What is a Limited Liability Company?
A limited liability company (LLC) is a form of business that blends elements of the limited partnership and corporate structures. The LLC can be a great tool for insulating unsafe assets and operating a business, while also maintaining some financial privacy. The LLC is a relatively new business entity. Wyoming was the first state to create LLC legislation in 1977. In 1982, Florida adopted an LLC act modeled after Wyoming’s LLC Act. Due to uncertainty over the tax treatment of LLCs, no other states introduced LLC legislation until after 1988. In 1988, the IRS issued a revenue ruling stating that it would treat a Wyoming-style LLC as a partnership for tax purposes. By 1996, nearly every state had enacted an LLC statute. While the LLC does not have as much case law and supporting history as the family limited partnership, it is now recognized in all fifty states with well-established case law and statutes.
Why was the LLC Created?
One reason the LLC was created was to limit liability of the owners and officers of the company as a result of the failure of corporations to do so. The corporation has what is called a corporate veil, originally designed to protect owners and officers in the corporation from losing personal assets for a claim against the business. Unfortunately, the corporate veil can be easily pierced and personal assets seized. For example, if the formalities of corporate minutes and meetings are not followed, owners and officers’ personal assets could be pursued and seized as a result of a claim against the business.

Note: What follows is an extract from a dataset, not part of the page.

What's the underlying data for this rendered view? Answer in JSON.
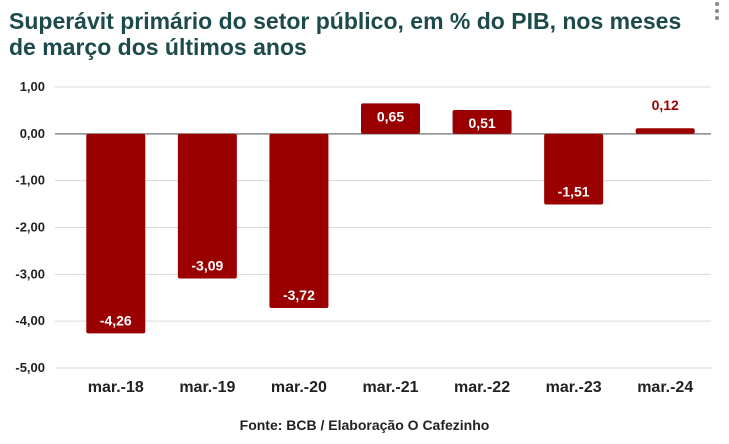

Also, in a lawsuit against a corporation, most attorneys routinely name the owners and officers as defendants in the lawsuit, eliminating the protection of the corporate veil since the suit is also against them personally.
To solve these problems, the LLC laws specifically prohibit a lawsuit against the owners (called members) and managers of the LLC for a claim against the business. The LLC shields the owners and managers from personal liability for a lawsuit or debt of the business. It also shields the LLC from the personal debt and liability of the owners. The LLC law also states that this limited liability of the owners and managers is to be enforced, even if the company formalities of minutes and meetings are not followed. The LLC allows the owners to adopt flexible rules regarding the maintenance, administration, and operations of the company.
How does an LLC help with Taxes?
An LLC provides a great deal of flexibility in regards to taxation. An LLC can elect to be taxed as a sole proprietor, partnership, S corporation or C corporation. If the LLC has only a single member, the owner can elect to treat it for income tax purposes as a “disregarded entity.” As a disregarded entity, you do not have to file any tax returns for the LLC. The income and expenses are reported as a sole proprietorship on the personal return.
The name(s) of the owner(s) of the LLC are not required when filing the articles of organization, so the LLC allows some degree of anonymous ownership of business interest and property.